Bug #71037 can not start mysql when no Previous_gtids_log_event in the binlog
Submitted: 29 Nov 2013 8:07 Modified: 27 May 2014 8:52
Reporter: li pickup (OCA) Email Updates:
Status: Closed Impact on me:
None 
Category:MySQL Server: Replication Severity:S3 (Non-critical)
Version:5.6.14 OS:Linux (rhel 6.2)
Assigned to: Venkatesh Duggirala CPU Architecture:Any
Tags: crash, GTID, Previous_gtids_log_event

[29 Nov 2013 8:07] li pickup
Description:
MySQL switch the binlog and does not write Previous_gtids_log_event in binlog when something got wrong internel。
The slave will not go further and just switch relaylog forever.
And We restart MySQL manually, it Refuses to start because there is no Previous_gtids_log_event in binlog when in gtid-mode=on and enforce-gtid-consistency=true.

How to repeat:
can not find ways to repeat it.

Suggested fix:
May be shutdown whole MySQL in such critical error.

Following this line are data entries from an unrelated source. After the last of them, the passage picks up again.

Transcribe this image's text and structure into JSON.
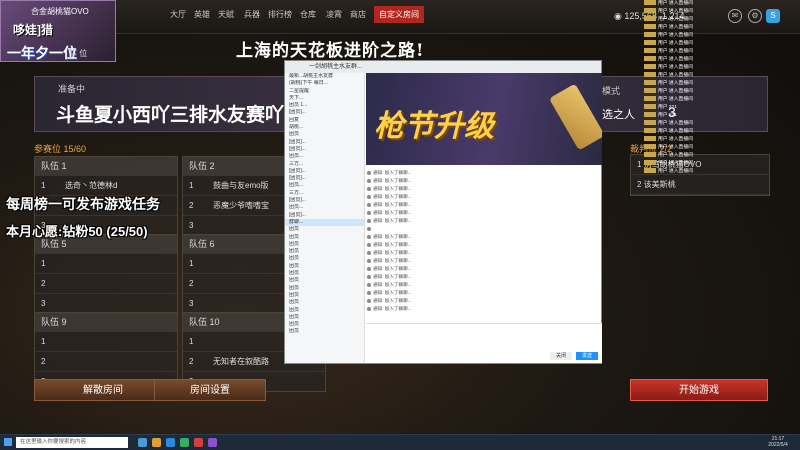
{
  "streamer": {
    "name_line": "合金胡桃猫OVO",
    "tag_line": "哆娃]猎",
    "big_line": "一年夕一位",
    "small_line": "车 位"
  },
  "slogan": "上海的天花板进阶之路!",
  "nav": {
    "tabs": [
      "大厅",
      "英雄",
      "天赋",
      "兵器",
      "排行榜",
      "仓库",
      "凌霄",
      "商店",
      "自定义房间"
    ],
    "active": "自定义房间",
    "currency": "125,568",
    "currency2": "1,214"
  },
  "room": {
    "status": "准备中",
    "name": "斗鱼夏小西吖三排水友赛吖",
    "mode_label": "模式",
    "mode_value": "选之人",
    "mode_num": "3"
  },
  "spectator": {
    "label": "参赛位",
    "count": "15/60"
  },
  "referee": {
    "label": "裁判位",
    "count": "2/2",
    "rows": [
      "1  别笃胡桃猫OVO",
      "2  该美斯桃"
    ]
  },
  "teams": [
    {
      "title": "队伍 1",
      "members": [
        "选奇丶范德林d",
        "",
        ""
      ]
    },
    {
      "title": "队伍 2",
      "members": [
        "鼓曲与友emo版",
        "恶魔少爷嗜嗜宝",
        ""
      ]
    },
    {
      "title": "队伍 5",
      "members": [
        "",
        "",
        ""
      ]
    },
    {
      "title": "队伍 6",
      "members": [
        "",
        "",
        ""
      ]
    },
    {
      "title": "队伍 9",
      "members": [
        "",
        "",
        ""
      ]
    },
    {
      "title": "队伍 10",
      "members": [
        "",
        "无知者在叙酷路",
        ""
      ]
    }
  ],
  "overlay": {
    "weekly": "每周榜一可发布游戏任务",
    "wish": "本月心愿:钻粉50 (25/50)"
  },
  "buttons": {
    "dissolve": "解散房间",
    "settings": "房间设置",
    "start": "开始游戏"
  },
  "chat_window": {
    "title": "一剑胡桃主水友群...",
    "promo_text": "枪节升级",
    "send": "发送",
    "close": "关闭",
    "sidebar": [
      "最新...胡桃主水友群",
      "(胡桃)下午 每日...",
      "二星提醒",
      "天下...",
      "团员 1...",
      "[团员]...",
      "回复",
      "胡桃...",
      "团员",
      "[团员]...",
      "[团员]...",
      "团员...",
      "三方...",
      "[团员]...",
      "[团员]...",
      "团员...",
      "三方...",
      "[团员]...",
      "团员...",
      "[团员]...",
      "群聊...",
      "团员",
      "团员",
      "团员",
      "团员",
      "团员",
      "团员",
      "团员",
      "团员",
      "团员",
      "团员",
      "团员",
      "团员",
      "团员",
      "团员",
      "团员"
    ],
    "log": [
      "通知: 加入了群聊...",
      "通知: 加入了群聊...",
      "通知: 加入了群聊...",
      "通知: 加入了群聊...",
      "通知: 加入了群聊...",
      "通知: 加入了群聊...",
      "通知: 加入了群聊...",
      "",
      "通知: 加入了群聊...",
      "通知: 加入了群聊...",
      "通知: 加入了群聊...",
      "通知: 加入了群聊...",
      "通知: 加入了群聊...",
      "通知: 加入了群聊...",
      "通知: 加入了群聊...",
      "通知: 加入了群聊...",
      "通知: 加入了群聊...",
      "通知: 加入了群聊..."
    ]
  },
  "danmaku": [
    "用户 进入直播间",
    "用户 进入直播间",
    "用户 进入直播间",
    "用户 进入直播间",
    "用户 进入直播间",
    "用户 进入直播间",
    "用户 进入直播间",
    "用户 进入直播间",
    "用户 进入直播间",
    "用户 进入直播间",
    "用户 进入直播间",
    "用户 进入直播间",
    "用户 进入直播间",
    "用户 321",
    "用户 321",
    "用户 进入直播间",
    "用户 进入直播间",
    "用户 进入直播间",
    "用户 进入直播间",
    "用户 进入直播间",
    "用户 进入直播间",
    "用户 进入直播间"
  ],
  "taskbar": {
    "search_placeholder": "在这里输入你要搜索的内容",
    "time": "21:17",
    "date": "2022/5/4"
  },
  "colors": {
    "accent": "#b3261e",
    "gold": "#f0a53a",
    "start": "#c8342a"
  }
}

or change the source code: sql/binlog.cc:3092 of MYSQL_BIN_LOG::open_binlog

/*
    We need to revisit this code and improve it.
    See further comments in the mysqld.
    /Alfranio
  */
  if (current_thd && gtid_mode > 0)
  {
    if (need_sid_lock)
      global_sid_lock->wrlock();
    else
      global_sid_lock->assert_some_wrlock();
    Previous_gtids_log_event prev_gtids_ev(previous_gtid_set);
    if (need_sid_lock)
      global_sid_lock->unlock();
    prev_gtids_ev.checksum_alg= s.checksum_alg;
    if (prev_gtids_ev.write(&log_file))
      goto err;
    bytes_written+= prev_gtids_ev.data_written;
  }

not care about the "current_thd" , just write the Previous_gtids_log_event in the binlog
[29 Nov 2013 8:08] li pickup
error message and binlog info

Attachment: error_message_and_binlog_info (application/octet-stream, text), 10.79 KiB.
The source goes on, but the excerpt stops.